When you blog, you get sent a lot of requests - link requests, emails about affiliate marketing, people looking to promote their products, and other local bloggers asking you to help them promote an event. I received one recently through my personal blog from another local blogger asking me to post information about an event he's promoting. As it is an event which I'd probably attend if I were in the country when it occurs, I told him to remind me closer to the date.
We didn't hear back from him but posted the information anyway, when said we would. 24 hours later we received an email reminding us we'd promised to blog about his event and giving more details - details we'd already found on his blog. He got a rather surly response pointing out that regular readers of our blog had already seen our post about it.
This same blogger had received an email from me sometime last week asking if he wanted to write a guest post (which would have provided a nice, juicy, PR4 link back to his very new blog). He has yet to acknowledge the email, but he expected a favour from me - despite the fact that he, quite obviously, doesn't actually read my blog and does not have the courtesy to respond to emails from people from whom he wants favours.
If a business associate behaved this way, would you be inclined to do them favours in the future, knowing that you'd receive no benefit for your work?
Yes yes, so some bloggers are rude. But, is there a roundabout moral to this story?
Well, yes - manners, I suppose.
The moral, really, is in the name - social media. It's social. It means, "living together or enjoying life in communities or organized groups". In other words, you're not a hermit living in a cave - you have to participate in a community before you can expect to receive something in return. It's like paying taxes - you contribute your money to your community and you get the benefit of services like policing and rubbish collection.

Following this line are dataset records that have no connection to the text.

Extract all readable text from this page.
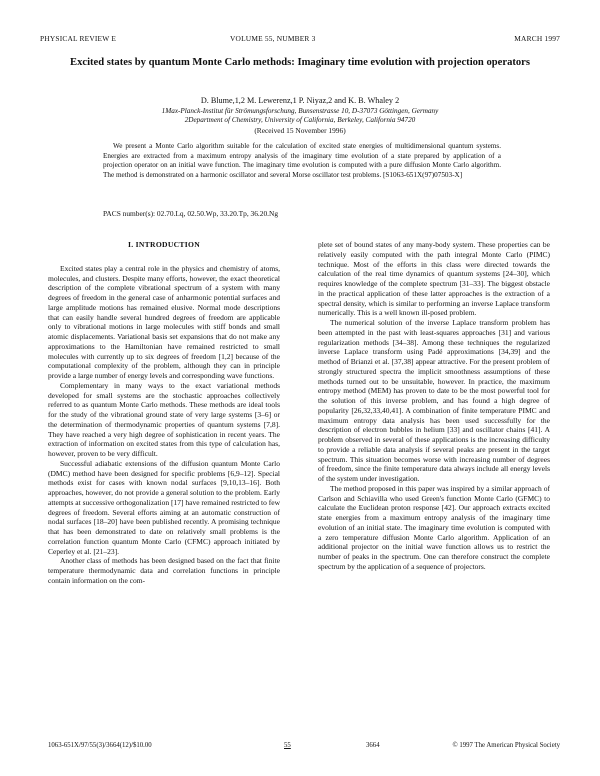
PHYSICAL REVIEW E	VOLUME 55, NUMBER 3	MARCH 1997
Excited states by quantum Monte Carlo methods: Imaginary time evolution with projection operators
D. Blume,1,2 M. Lewerenz,1 P. Niyaz,2 and K. B. Whaley 2
1Max-Planck-Institut für Strömungsforschung, Bunsenstrasse 10, D-37073 Göttingen, Germany
2Department of Chemistry, University of California, Berkeley, California 94720
(Received 15 November 1996)
We present a Monte Carlo algorithm suitable for the calculation of excited state energies of multidimensional quantum systems. Energies are extracted from a maximum entropy analysis of the imaginary time evolution of a state prepared by application of a projection operator on an initial wave function. The imaginary time evolution is computed with a pure diffusion Monte Carlo algorithm. The method is demonstrated on a harmonic oscillator and several Morse oscillator test problems. [S1063-651X(97)07503-X]
PACS number(s): 02.70.Lq, 02.50.Wp, 33.20.Tp, 36.20.Ng
I. INTRODUCTION

Excited states play a central role in the physics and chemistry of atoms, molecules, and clusters. Despite many efforts, however, the exact theoretical description of the complete vibrational spectrum of a system with many degrees of freedom in the general case of anharmonic potential surfaces and large amplitude motions has remained elusive. Normal mode descriptions that can easily handle several hundred degrees of freedom are applicable only to vibrational motions in large molecules with stiff bonds and small atomic displacements. Variational basis set expansions that do not make any approximations to the Hamiltonian have remained restricted to small molecules with currently up to six degrees of freedom [1,2] because of the computational complexity of the problem, although they can in principle provide a large number of energy levels and corresponding wave functions.

Complementary in many ways to the exact variational methods developed for small systems are the stochastic approaches collectively referred to as quantum Monte Carlo methods. These methods are ideal tools for the study of the vibrational ground state of very large systems [3–6] or the determination of thermodynamic properties of quantum systems [7,8]. They have reached a very high degree of sophistication in recent years. The extraction of information on excited states from this type of calculation has, however, proven to be very difficult.

Successful adiabatic extensions of the diffusion quantum Monte Carlo (DMC) method have been designed for specific problems [6,9–12]. Special methods exist for cases with known nodal surfaces [9,10,13–16]. Both approaches, however, do not provide a general solution to the problem. Early attempts at successive orthogonalization [17] have remained restricted to few degrees of freedom. Several efforts aiming at an automatic construction of nodal surfaces [18–20] have been published recently. A promising technique that has been demonstrated to date on relatively small problems is the correlation function quantum Monte Carlo (CFMC) approach initiated by Ceperley et al. [21–23].

Another class of methods has been designed based on the fact that finite temperature thermodynamic data and correlation functions in principle contain information on the com-

plete set of bound states of any many-body system. These properties can be relatively easily computed with the path integral Monte Carlo (PIMC) technique. Most of the efforts in this class were directed towards the calculation of the real time dynamics of quantum systems [24–30], which requires knowledge of the complete spectrum [31–33]. The biggest obstacle in the practical application of these latter approaches is the extraction of a spectral density, which is similar to performing an inverse Laplace transform numerically. This is a well known ill-posed problem.

The numerical solution of the inverse Laplace transform problem has been attempted in the past with least-squares approaches [31] and various regularization methods [34–38]. Among these techniques the regularized inverse Laplace transform using Padé approximations [34,39] and the method of Brianzi et al. [37,38] appear attractive. For the present problem of strongly structured spectra the implicit smoothness assumptions of these methods turned out to be unsuitable, however. In practice, the maximum entropy method (MEM) has proven to date to be the most powerful tool for the solution of this inverse problem, and has found a high degree of popularity [26,32,33,40,41]. A combination of finite temperature PIMC and maximum entropy data analysis has been used successfully for the description of electron bubbles in helium [33] and oscillator chains [41]. A problem observed in several of these applications is the increasing difficulty to provide a reliable data analysis if several peaks are present in the target spectrum. This situation becomes worse with increasing number of degrees of freedom, since the finite temperature data always include all energy levels of the system under investigation.

The method proposed in this paper was inspired by a similar approach of Carlson and Schiavilla who used Green's function Monte Carlo (GFMC) to calculate the Euclidean proton response [42]. Our approach extracts excited state energies from a maximum entropy analysis of the imaginary time evolution of an initial state. The imaginary time evolution is computed with a zero temperature diffusion Monte Carlo algorithm. Application of an additional projector on the initial wave function allows us to restrict the number of peaks in the spectrum. One can therefore construct the complete spectrum by the application of a sequence of projectors.

1063-651X/97/55(3)/3664(12)/$10.00	55	3664	© 1997 The American Physical Society
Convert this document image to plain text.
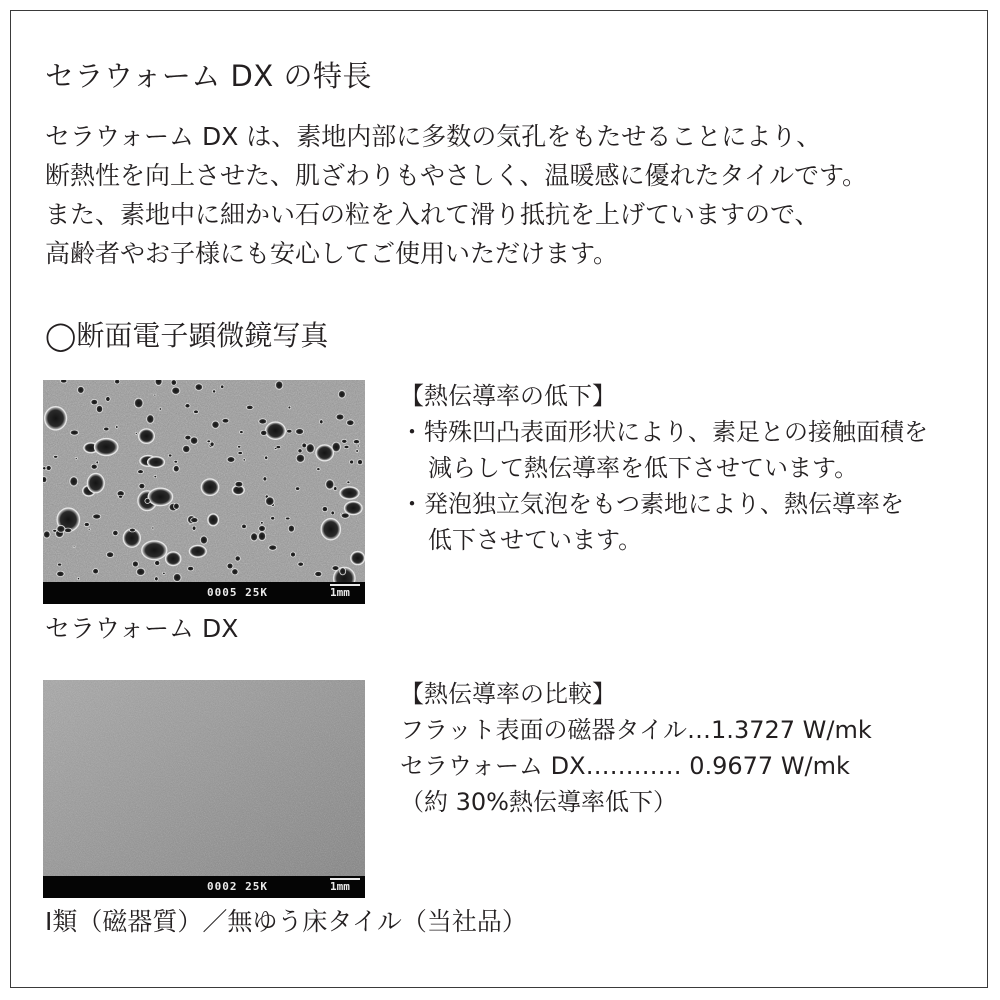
セラウォーム DX の特長
セラウォーム DX は、素地内部に多数の気孔をもたせることにより、
断熱性を向上させた、肌ざわりもやさしく、温暖感に優れたタイルです。
また、素地中に細かい石の粒を入れて滑り抵抗を上げていますので、
高齢者やお子様にも安心してご使用いただけます。
◯断面電子顕微鏡写真
0005 25K	1mm
セラウォーム DX
0002 25K	1mm
Ⅰ類（磁器質）／無ゆう床タイル（当社品）
【熱伝導率の低下】
・特殊凹凸表面形状により、素足との接触面積を
減らして熱伝導率を低下させています。
・発泡独立気泡をもつ素地により、熱伝導率を
低下させています。
【熱伝導率の比較】
フラット表面の磁器タイル…1.3727 W/mk
セラウォーム DX………… 0.9677 W/mk
（約 30%熱伝導率低下）
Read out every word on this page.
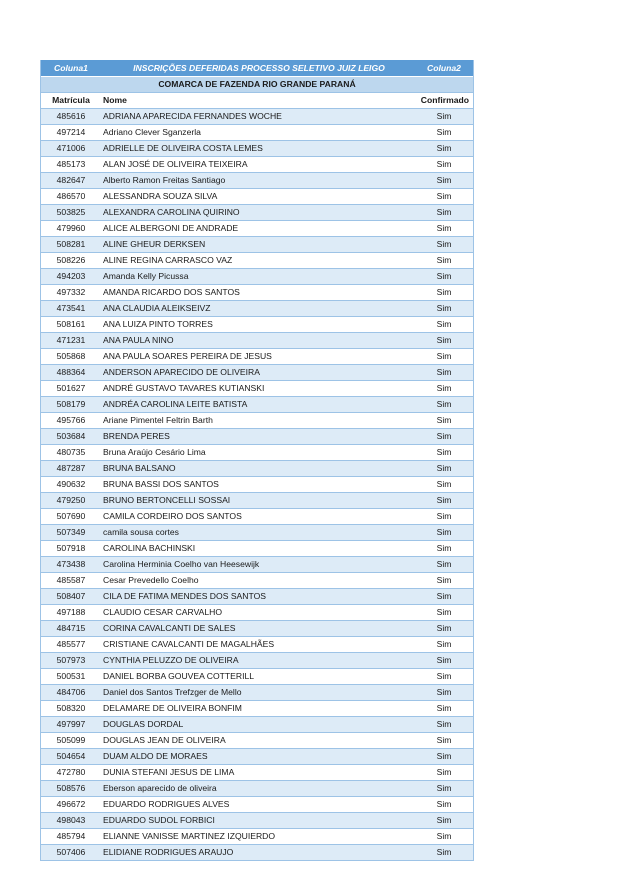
Coluna1	INSCRIÇÕES DEFERIDAS PROCESSO SELETIVO JUIZ LEIGO	Coluna2
COMARCA DE FAZENDA RIO GRANDE PARANÁ		
Matrícula	Nome	Confirmado
485616	ADRIANA APARECIDA FERNANDES WOCHE	Sim
497214	Adriano Clever Sganzerla	Sim
471006	ADRIELLE DE OLIVEIRA COSTA LEMES	Sim
485173	ALAN JOSÉ DE OLIVEIRA TEIXEIRA	Sim
482647	Alberto Ramon Freitas Santiago	Sim
486570	ALESSANDRA SOUZA SILVA	Sim
503825	ALEXANDRA CAROLINA QUIRINO	Sim
479960	ALICE ALBERGONI DE ANDRADE	Sim
508281	ALINE GHEUR DERKSEN	Sim
508226	ALINE REGINA CARRASCO VAZ	Sim
494203	Amanda Kelly Picussa	Sim
497332	AMANDA RICARDO DOS SANTOS	Sim
473541	ANA CLAUDIA ALEIKSEIVZ	Sim
508161	ANA LUIZA PINTO TORRES	Sim
471231	ANA PAULA NINO	Sim
505868	ANA PAULA SOARES PEREIRA DE JESUS	Sim
488364	ANDERSON APARECIDO DE OLIVEIRA	Sim
501627	ANDRÉ GUSTAVO TAVARES KUTIANSKI	Sim
508179	ANDRÉA CAROLINA LEITE BATISTA	Sim
495766	Ariane Pimentel Feltrin Barth	Sim
503684	BRENDA PERES	Sim
480735	Bruna Araújo Cesário Lima	Sim
487287	BRUNA BALSANO	Sim
490632	BRUNA BASSI DOS SANTOS	Sim
479250	BRUNO BERTONCELLI SOSSAI	Sim
507690	CAMILA CORDEIRO DOS SANTOS	Sim
507349	camila sousa cortes	Sim
507918	CAROLINA BACHINSKI	Sim
473438	Carolina Herminia Coelho van Heesewijk	Sim
485587	Cesar Prevedello Coelho	Sim
508407	CILA DE FATIMA MENDES DOS SANTOS	Sim
497188	CLAUDIO CESAR CARVALHO	Sim
484715	CORINA CAVALCANTI DE SALES	Sim
485577	CRISTIANE CAVALCANTI DE MAGALHÃES	Sim
507973	CYNTHIA PELUZZO DE OLIVEIRA	Sim
500531	DANIEL BORBA GOUVEA COTTERILL	Sim
484706	Daniel dos Santos Trefzger de Mello	Sim
508320	DELAMARE DE OLIVEIRA BONFIM	Sim
497997	DOUGLAS DORDAL	Sim
505099	DOUGLAS JEAN DE OLIVEIRA	Sim
504654	DUAM ALDO DE MORAES	Sim
472780	DUNIA STEFANI JESUS DE LIMA	Sim
508576	Eberson aparecido de oliveira	Sim
496672	EDUARDO RODRIGUES ALVES	Sim
498043	EDUARDO SUDOL FORBICI	Sim
485794	ELIANNE VANISSE MARTINEZ IZQUIERDO	Sim
507406	ELIDIANE RODRIGUES ARAUJO	Sim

When blogging, and when using blogging as part of a social media marketing campaign, this contribution to the community comes not just from providing interesting and useful content on your blog or website, but also from linking out to your peers and from actually reading other blogs and responding to them. If you're making use of somebody else's blog, whether to get links and traffic from their comments, or to ask them to blog about your website, you need to offer them something in return - thoughtful comments on their posts, a link, or, in the case of a business asking for a product review or plug, even a freebie. At the very least, you need to at least read the blogs of the bloggers you contact first so you know whether their blog is appropriate for your purposes and to know how to approach them.
If you think of the people with whom you interact online as part of your community and you treat them the same way you'd treat your friends, colleagues and neighbours then you're more likely to have success with social media marketing.